Method of evaluation. The extent of pain was determined by a visual analogue scale ranging from 0 (no pain) to 100 (maximal pain). Examination was carried out independently of the treating physician and included the same four diagnostic tests which had determined entry to the study. Grip strength was measured bilaterally by a vigorimeter which is a dynamometer with a rubber balloon which can be compressed by hand. Air pressure within the balloon was registered in kp/cm2. The classification of grip strength was as described by Mucha and Wannske (1989) in which: 1=equal strength on both sides; 2=up to 25% reduction of grip strength compared with the unaffected side; 3=up to 50% reduction of grip strength compared with the unaffected side; and 4=up to 75% reduction of grip strength compared with the unaffected side. Night and resting pain were also recorded.

At the end of follow-up all the patients were asked to assess their level of residual pain compared with before treatment according to the criteria of Roles and Maudsley (1972) as follows:

  1. excellent – no pain, full movement, full activity;
  2. good – occasional discomfort, full movement, full activity;
  3. acceptable – some discomfort after prolonged activities; and
  4. poor – pain-limiting activity.

The Wilcoxon-test of two independent samples and Fisher’s exact test were used for statistical analysis.

RESULTS

In patients in group I there was a significant decrease in the level of pain recorded on the visual analogue scale compared with that in group II at each follow-up. The mean change in the pain score at the end of the study compared with the beginning is shown in Table II. There was a significant increase in grip strength in group I Table IV shows the overall outcome. There were 24 good or excellent results in group I compared with only 3 in group II at the end of the study. Five patients in group I were regarded as failures compared with 35 in group II.

DISCUSSION

Although the diagnosis of tennis elbow may be fairly straightforward, management is often difficult (Geoffroy, Yaffe and Rohan 1994) and many different treatments have been suggested (Chard and Hazleman 1989). Ultrasound (Stratford et al 1989; Ebenbichler and Resch 1994), ionisation (Grossi et al 1986) and low-dose laser therapy (Ernst and Fialka 1992) have produced only placebo effects. Steroid injections have been shown to be beneficial (Day,Govindasamy and Patnaik 1978) but had failed in our patients, 92% of whom had received at least one steroid injection in the lateral epicondyle.

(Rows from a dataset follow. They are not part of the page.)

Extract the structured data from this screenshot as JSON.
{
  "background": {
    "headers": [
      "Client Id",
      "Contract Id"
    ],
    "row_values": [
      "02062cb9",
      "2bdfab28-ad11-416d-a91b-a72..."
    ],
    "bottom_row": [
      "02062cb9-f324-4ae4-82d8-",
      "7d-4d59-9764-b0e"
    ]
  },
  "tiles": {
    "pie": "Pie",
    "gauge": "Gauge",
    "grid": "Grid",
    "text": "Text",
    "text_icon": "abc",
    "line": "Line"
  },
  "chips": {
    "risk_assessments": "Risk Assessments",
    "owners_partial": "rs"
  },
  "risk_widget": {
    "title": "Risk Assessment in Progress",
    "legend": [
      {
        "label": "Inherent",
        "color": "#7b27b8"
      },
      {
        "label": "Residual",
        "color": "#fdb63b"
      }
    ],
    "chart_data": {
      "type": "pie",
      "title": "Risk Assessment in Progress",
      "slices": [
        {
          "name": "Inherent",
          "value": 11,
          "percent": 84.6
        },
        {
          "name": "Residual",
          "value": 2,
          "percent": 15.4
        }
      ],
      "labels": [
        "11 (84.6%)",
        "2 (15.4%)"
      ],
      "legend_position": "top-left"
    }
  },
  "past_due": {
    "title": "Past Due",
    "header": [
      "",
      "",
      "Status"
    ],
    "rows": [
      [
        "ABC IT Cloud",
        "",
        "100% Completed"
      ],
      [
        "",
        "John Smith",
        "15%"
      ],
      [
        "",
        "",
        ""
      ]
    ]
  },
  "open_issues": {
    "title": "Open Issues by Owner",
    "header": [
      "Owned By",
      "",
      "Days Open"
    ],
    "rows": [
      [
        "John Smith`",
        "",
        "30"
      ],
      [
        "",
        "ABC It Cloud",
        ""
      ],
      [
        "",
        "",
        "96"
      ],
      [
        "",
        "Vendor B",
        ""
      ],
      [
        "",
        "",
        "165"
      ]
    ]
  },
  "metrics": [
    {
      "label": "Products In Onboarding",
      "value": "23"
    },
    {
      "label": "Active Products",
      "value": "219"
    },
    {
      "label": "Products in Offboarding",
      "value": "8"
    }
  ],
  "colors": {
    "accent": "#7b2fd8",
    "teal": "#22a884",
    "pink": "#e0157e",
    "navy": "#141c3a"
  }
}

In the early part of this decade the use of extracorporeal shock-wave therapy was reported for conditions other than stones in the renal and biliary tracts, with encouraging results in the treatment of pseudarthroses and calcifying tendinitis of the shoulder (Dahmen et al 1992; Valchanou and Michailov 1991; Haist et al 1992; Kaulesar-Sukul et al 1993; Loew and Jurgowski 1993). Since 1991 we have gathered experience in the treatment of chronic pain at the elbow, heel and shoulder (Rompe et al 1955a,b) and promising results led to this prospective study. The shock waves are used to provoke painful levels of stimulation to relieve pain, by so-called hyperstimulation analgesia (Melzack 1975).

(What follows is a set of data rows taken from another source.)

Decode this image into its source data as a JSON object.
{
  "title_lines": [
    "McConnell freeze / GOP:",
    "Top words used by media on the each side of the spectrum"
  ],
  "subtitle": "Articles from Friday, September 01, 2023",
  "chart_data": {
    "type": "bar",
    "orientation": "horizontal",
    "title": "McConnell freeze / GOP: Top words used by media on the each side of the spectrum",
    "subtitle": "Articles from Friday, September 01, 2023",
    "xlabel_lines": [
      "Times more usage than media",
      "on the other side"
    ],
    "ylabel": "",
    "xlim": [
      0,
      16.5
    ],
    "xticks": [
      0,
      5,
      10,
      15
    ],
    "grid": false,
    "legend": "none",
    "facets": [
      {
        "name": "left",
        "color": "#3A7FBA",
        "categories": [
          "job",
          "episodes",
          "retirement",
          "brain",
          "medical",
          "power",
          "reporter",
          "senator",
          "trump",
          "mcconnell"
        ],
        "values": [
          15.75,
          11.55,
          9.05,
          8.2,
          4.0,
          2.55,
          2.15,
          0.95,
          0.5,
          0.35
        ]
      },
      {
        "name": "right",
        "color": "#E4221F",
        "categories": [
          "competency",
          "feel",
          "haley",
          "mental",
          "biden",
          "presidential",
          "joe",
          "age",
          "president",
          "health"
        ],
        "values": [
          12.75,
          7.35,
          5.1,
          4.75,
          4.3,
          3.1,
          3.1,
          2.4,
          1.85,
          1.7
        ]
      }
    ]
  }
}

Animal studies have shown that tendons exposed to extracorporeal shock waves of such low-energy density do not show histological changes and damage to tendons is only observed after the application of high-energy shock waves. We have seen no complications in more than 500 patients so treated.

The mechanism of the analgesia produced by low-energy shock-wave therapy is uncertain. Control of pain by intense stimulation is ascribed to brain-stem mechanisms which exert a descending inhibitory control of transmission through the dorsal horns as well as at higher levels in the somatic projection system. The intense input is said to activate fibres of small diameter which project to cells in the periaqueductal grey areas. These in turn activate a serotonergic system which ultimately modulates transmission through the dorsal horns. The entire system is a complex feedback loop in which small-fibre inputs comprise the feedforward segment while the descending inhibitory system is the feedback (Melzack 1989).

Our success with this new method of treatment warrants further study of the most efficient method of its use and the mechanism of its influence on pain.